Mayor Daniele Galliano’s is incentivizing people to visit his village where the population has decreased dramatically in recent decades as young people move away to find work in larger cities.

The finer details of the cash offer still needed to be ironed out and approved by the local council, Galliano wrote on his Facebook page. But if all goes ahead, from next year anyone who transfers their residence to Bormida and either rents or buys a property there will be gifted €2,000 or $3000 CAD.

And under the low rent scheme, which should be in place within the next two months, a small property will cost just €50 a month while a more spacious one will be no more than €120.

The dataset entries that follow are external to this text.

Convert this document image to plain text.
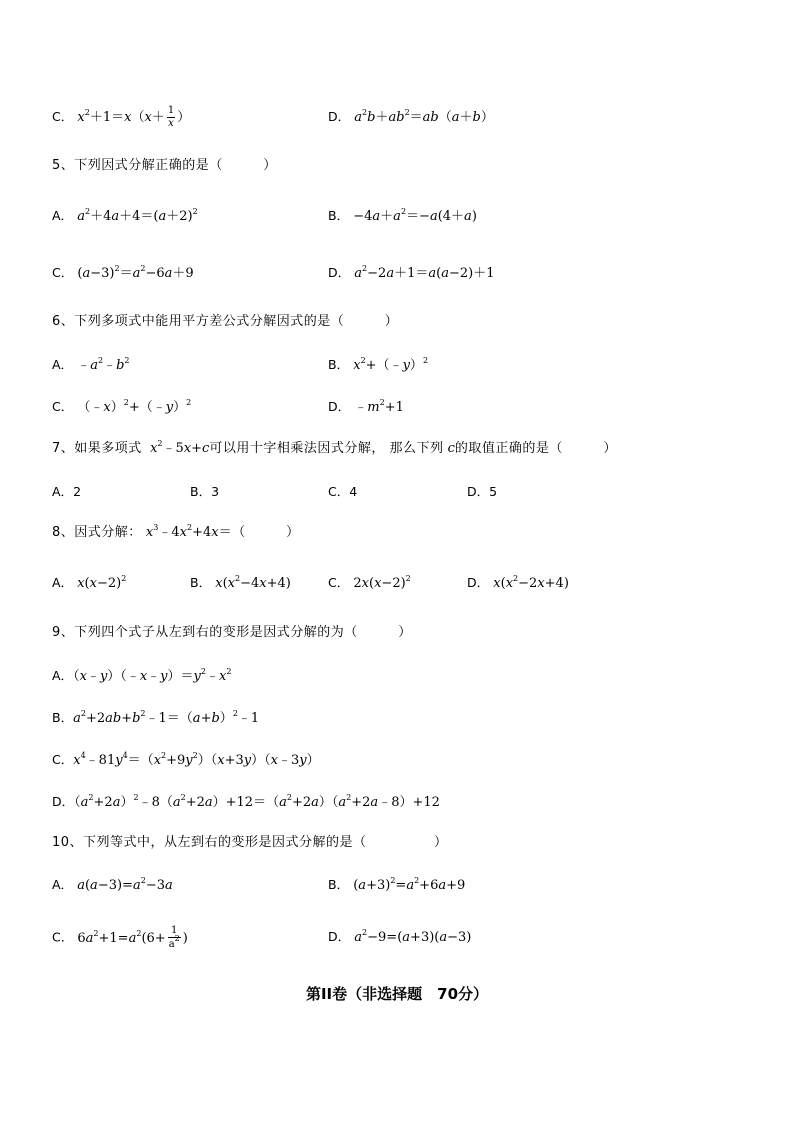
C． $x^2+1=x(x+ \frac{1}{x}$ ）	D． $a^2b+ab^2=ab(a+b)$
5、下列因式分解正确的是（　　　）
A． $a^2+4a+4=(a+2)^2$	B． $-4a+a^2=-a(4+a)$
C． $(a-3)^2=a^2-6a+9$	D． $a^2-2a+1=a(a-2)+1$
6、下列多项式中能用平方差公式分解因式的是（　　　）
A． $﹣a^2﹣b^2$	B． $x^2+(﹣y)^2$
C． （﹣x）$^2$+（﹣y）$^2$	D． $﹣m^2+1$
7、如果多项式 $x^2﹣5x+c$可以用十字相乘法因式分解， 那么下列 c的取值正确的是（　　　）
A．2	B．3	C．4	D．5
8、因式分解： $x^3﹣4x^2+4x=$（　　　）
A． $x(x-2)^2$	B． $x(x^2-4x+4)$	C． $2x(x-2)^2$	D． $x(x^2-2x+4)$
9、下列四个式子从左到右的变形是因式分解的为（　　　）
A．$(x﹣y)(﹣x﹣y)=y^2﹣x^2$
B．$a^2+2ab+b^2﹣1=(a+b)^2﹣1$
C．$x^4﹣81y^4=(x^2+9y^2)(x+3y)(x﹣3y)$
D．$(a^2+2a)^2﹣8(a^2+2a)+12=(a^2+2a)(a^2+2a﹣8)+12$
10、下列等式中，从左到右的变形是因式分解的是（　　　　　）
A． $a(a-3)=a^2-3a$	B． $(a+3)^2=a^2+6a+9$
C． $6a^2+1=a^2(6+ \frac{1}{a^2}$ )	D． $a^2-9=(a+3)(a-3)$
第II卷（非选择题　70分）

“We’re still working out the plan, but anyone is welcome to come and live here,” said a local councillor, who asked not to be named. “We’re a small community but very welcoming. We’re high up in a mountain area but also not far from the sea – it’s a healthy lifestyle, the air is very clean.”

Galliano’s Facebook post was met with a flurry of responses from potential new inhabitants, with some saying they would renounce the cash gift in return for a job in the town.

“Mr Mayor, I’m available to move and give up the €2,000, but I can’t live off air. I have a family with two small children, if you can guarantee a job, even the most humble one, it wouldn’t be a problem,” wrote Amedeo Alloca. Life would definitely be free of stress.”

A report last year by Legambiente, an Italian environmental association, found that 2,500 villages across the country risked being abandoned owing to depopulation.

In January the culture ministry named 2017 the “year of the village” as part of an attempt to promote tourism in places at risk of becoming deserted.